The current situation, whereby hypothyroid patients are being left to self-diagnose, self-treat, and self-monitor because most practitioners are unwilling to consider alternative medication, owing to their misconceptions about Armour, is unacceptable. We are seeking to work in partnership with our medical practitioners.

I would welcome your suggestions as to how we might work together to increase general awareness and understanding of the issues.

Yours sincerely

Sheila Turner
Thyroid Patient Advocate

Reference: 1) Rees-Jones RW, Rolla AR, Larsen PR. Hormonal content of thyroid replacement preparations. JAMA 1980;243:549-550.

Annex 1

Armour Ingredients

Active Ingredients:

Armour ThyroidT Tablets, USP contain the labelled amounts of levothyroxine (http://www.armourthyroid.com/glossary.html#sodium) and liothyronine (http://www.armourthyroid.com/glossary.html#liothyronine), as established by the USP. The ratio of Armour Thyroid T4 to T3 is 4.22:1 (4.22 parts of T4 to one part of T3).

Inactive Ingredients:

1.Thyroid Powder, USP
2. Dextrose, Anhydrous
3. Microcrystalline Cellulose, NF
4. Sodium Starch Glycolate, NF
5. Calcium Stearate, NF
6. Opadry White (titanium dioxide used as a whitening agent)

Armour ThyroidT does not contain gluten or lactose.

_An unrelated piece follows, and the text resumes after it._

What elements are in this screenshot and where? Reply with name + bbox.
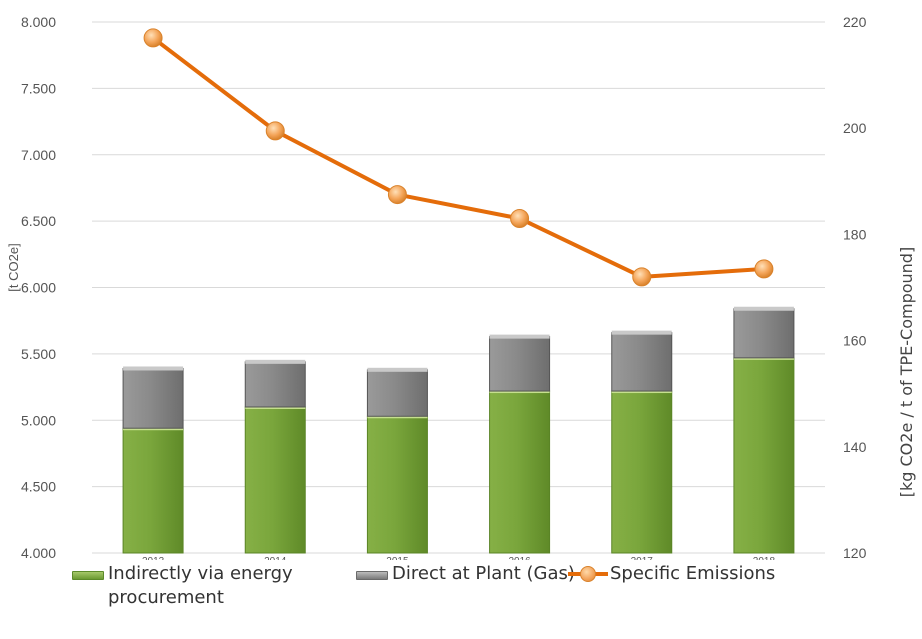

You can find confirmation of their ingredients and their quality control procedures on the manufacturers website: http://www.armourthyroid.com/.

Annex 2

If Armour thyroid were labelled as USP it would be expected to meet the requirements of the USP monograph throughout its shelf life. The current USP monograph for thyroid tablets has an Assay to measure the quantities of liothyronine and levothyroxine, a content uniformity test, a disintegration test and microbial limits. Standards are set by an expert committee with open public comment. Citations to two references that discuss the stability of thyroid tablets and preparations can be seen at http://www.armourinfo.freeuk.com/document_1.html The first paper does not indicate that stability or uniformity were major issues in thyroid preparations. Copies of these papers as well as copies of the USP monograph on Thyroid, Thyroid Tablets can be seen at any medical or pharmacy school library.

The onus is on Idis, as importer and supplier, to prove that Armour is being supplied for the permitted indication, and a spokesperson for Idis has agreed that doctors now only need to write on the prescription “required for the treatment of hypothyroidism”.